I can tell members that this bill puts together an approach to crime that not only is expensive, that not only will cost Canadian taxpayers billions of dollars, but it will not make a single iota of difference in terms of making our communities safer. The reason I say that is that it misses the mark.

Of course there are people who commit crimes and have to be locked away to protect the public. Of course there are some people in federal institutions who have to be locked up for their natural lives. However, the vast majority of people in our federal institutions are people who will be coming out. Over 90% of people in federal prisons today are going to come out.

What we need to do if we are truly interested in making sound policy in this country instead of playing to what I will call in a few minutes, junk politics, is to be making sure that we have adequate alcohol and drug treatment programs in prison, and we do not now. We need to make sure that we have vocational and occupational programs in our prisons, and we do not now. We need to make sure that we have adequate psychological, nursing and occupational therapy services in our prisons to deal with the real problems that our offenders are facing in prison, and we do not now.

The sum total of the bill is based on a concept that if we lock up more Canadians for longer periods of time in harsher conditions, it would make our country safer. I have stood in the House three times and challenged Conservative members opposite. I told them they have the resources of the Department of Justice and Public Safety Canada, that surely they have studied this issue.

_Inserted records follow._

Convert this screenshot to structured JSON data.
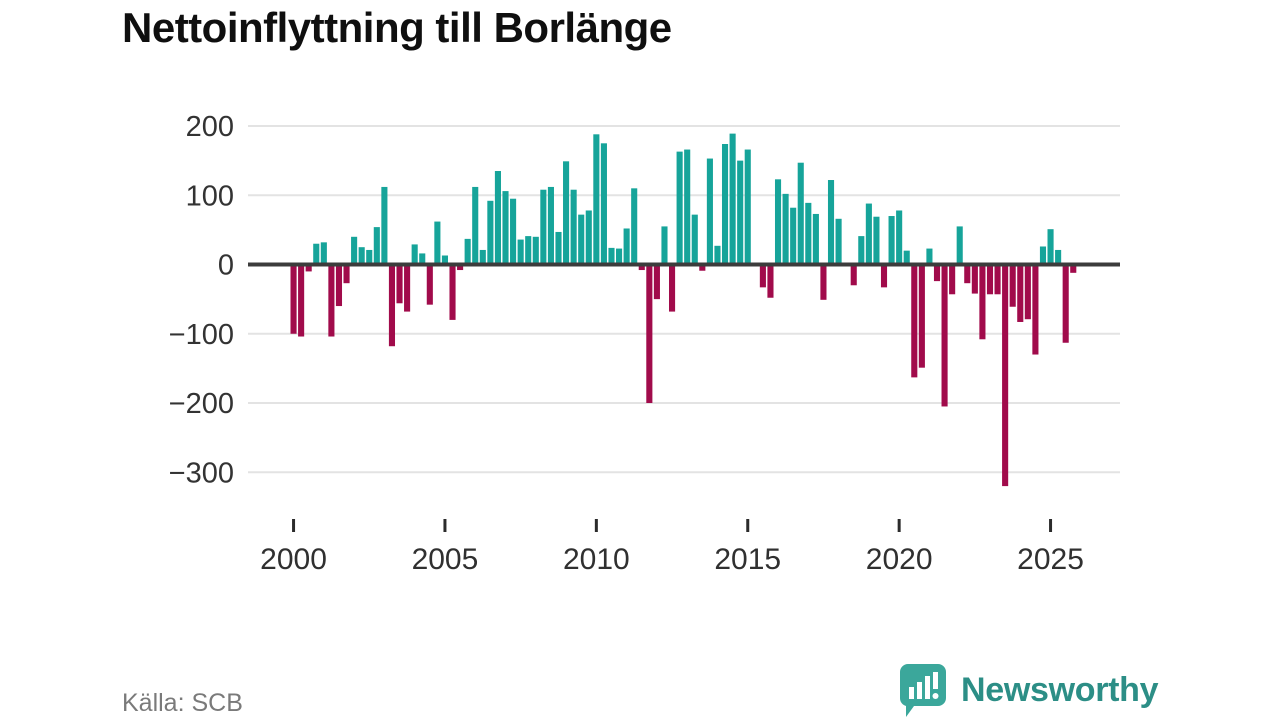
{
  "header": {
    "title": "Nettoinflyttning till Borlänge"
  },
  "footer": {
    "source_label": "Källa: SCB",
    "brand_name": "Newsworthy"
  },
  "colors": {
    "positive_bar": "#16a49a",
    "negative_bar": "#a10b4b",
    "zero_line": "#3c3c3c",
    "gridline": "#e3e3e3",
    "axis_text": "#333333",
    "title_text": "#0f0f0f",
    "source_text": "#7a7a7a",
    "brand_teal": "#3ba79b",
    "brand_text": "#2c8e86"
  },
  "chart_data": {
    "type": "bar",
    "title": "Nettoinflyttning till Borlänge",
    "frequency": "quarterly",
    "start": "2000-Q1",
    "end": "2025-Q4",
    "grid": true,
    "legend": "none",
    "x_tick_years": [
      2000,
      2005,
      2010,
      2015,
      2020,
      2025
    ],
    "y_ticks": [
      200,
      100,
      0,
      -100,
      -200,
      -300
    ],
    "ylim": [
      -340,
      210
    ],
    "bar_colors": {
      "positive": "#16a49a",
      "negative": "#a10b4b"
    },
    "values_by_year": [
      {
        "year": 2000,
        "q": [
          -100,
          -104,
          -10,
          30
        ]
      },
      {
        "year": 2001,
        "q": [
          32,
          -104,
          -60,
          -27
        ]
      },
      {
        "year": 2002,
        "q": [
          40,
          25,
          21,
          54
        ]
      },
      {
        "year": 2003,
        "q": [
          112,
          -118,
          -56,
          -68
        ]
      },
      {
        "year": 2004,
        "q": [
          29,
          16,
          -58,
          62
        ]
      },
      {
        "year": 2005,
        "q": [
          13,
          -80,
          -8,
          37
        ]
      },
      {
        "year": 2006,
        "q": [
          112,
          21,
          92,
          135
        ]
      },
      {
        "year": 2007,
        "q": [
          106,
          95,
          36,
          41
        ]
      },
      {
        "year": 2008,
        "q": [
          40,
          108,
          112,
          47
        ]
      },
      {
        "year": 2009,
        "q": [
          149,
          108,
          72,
          78
        ]
      },
      {
        "year": 2010,
        "q": [
          188,
          175,
          24,
          23
        ]
      },
      {
        "year": 2011,
        "q": [
          52,
          110,
          -8,
          -200
        ]
      },
      {
        "year": 2012,
        "q": [
          -50,
          55,
          -68,
          163
        ]
      },
      {
        "year": 2013,
        "q": [
          166,
          72,
          -9,
          153
        ]
      },
      {
        "year": 2014,
        "q": [
          27,
          174,
          189,
          150
        ]
      },
      {
        "year": 2015,
        "q": [
          166,
          0,
          -33,
          -48
        ]
      },
      {
        "year": 2016,
        "q": [
          123,
          102,
          82,
          147
        ]
      },
      {
        "year": 2017,
        "q": [
          89,
          73,
          -51,
          122
        ]
      },
      {
        "year": 2018,
        "q": [
          66,
          0,
          -30,
          41
        ]
      },
      {
        "year": 2019,
        "q": [
          88,
          69,
          -33,
          70
        ]
      },
      {
        "year": 2020,
        "q": [
          78,
          20,
          -163,
          -149
        ]
      },
      {
        "year": 2021,
        "q": [
          23,
          -24,
          -205,
          -43
        ]
      },
      {
        "year": 2022,
        "q": [
          55,
          -27,
          -42,
          -108
        ]
      },
      {
        "year": 2023,
        "q": [
          -43,
          -43,
          -320,
          -61
        ]
      },
      {
        "year": 2024,
        "q": [
          -83,
          -79,
          -130,
          26
        ]
      },
      {
        "year": 2025,
        "q": [
          51,
          21,
          -113,
          -12
        ]
      }
    ]
  }
}
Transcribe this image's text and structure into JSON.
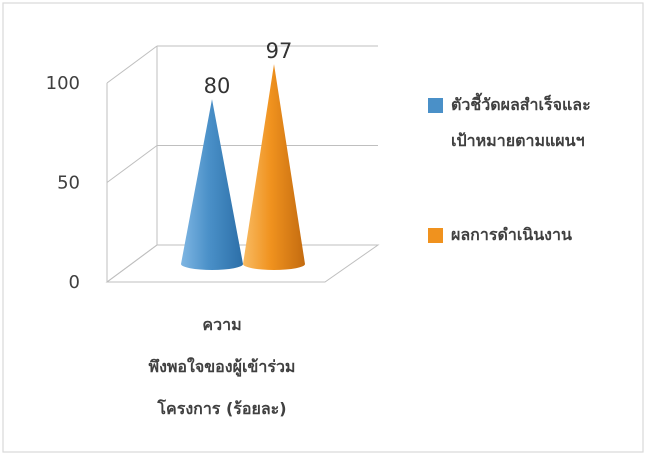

Every society in the world suffers from crime. We have hundreds of examples to choose from. If we asked the Conservatives to name one country where this approach to crime has achieved a noticeable drop in crime, they would not be able to come up with one example.

Before we embark on a policy of spending billions of dollars, let us make sure that we can spend taxpayer dollars wisely and make sure it will actually make us safer. The bill does not do that.

Report StageSafe Streets and Communities ActGovernment Orders

November 30th, 2011 / 5:30 p.m.

Carleton—Mississippi Mills Ontario

Conservative

Gordon O'Connor ConservativeMinister of State and Chief Government Whip

Mr. Speaker, I believe that if you seek it you will find there is unanimous consent for the following motion. I move:

That, notwithstanding any Standing Order or usual practice of the House, at the conclusion of the debate at report stage, Bill C-10, An Act to enact the Justice for Victims of Terrorism Act and to amend the State Immunity Act, the Criminal Code, the Controlled Drugs and Substances Act, the Corrections and Conditional Release Act, the Youth Criminal Justice Act, the Immigration and Refugee Protection Act and other Acts, Motions Nos. 1, 5, 35, 41, 51, 53, 62, 64 and 78 be deemed put and recorded divisions be deemed requested and deferred pursuant to Standing Order 76.1(8).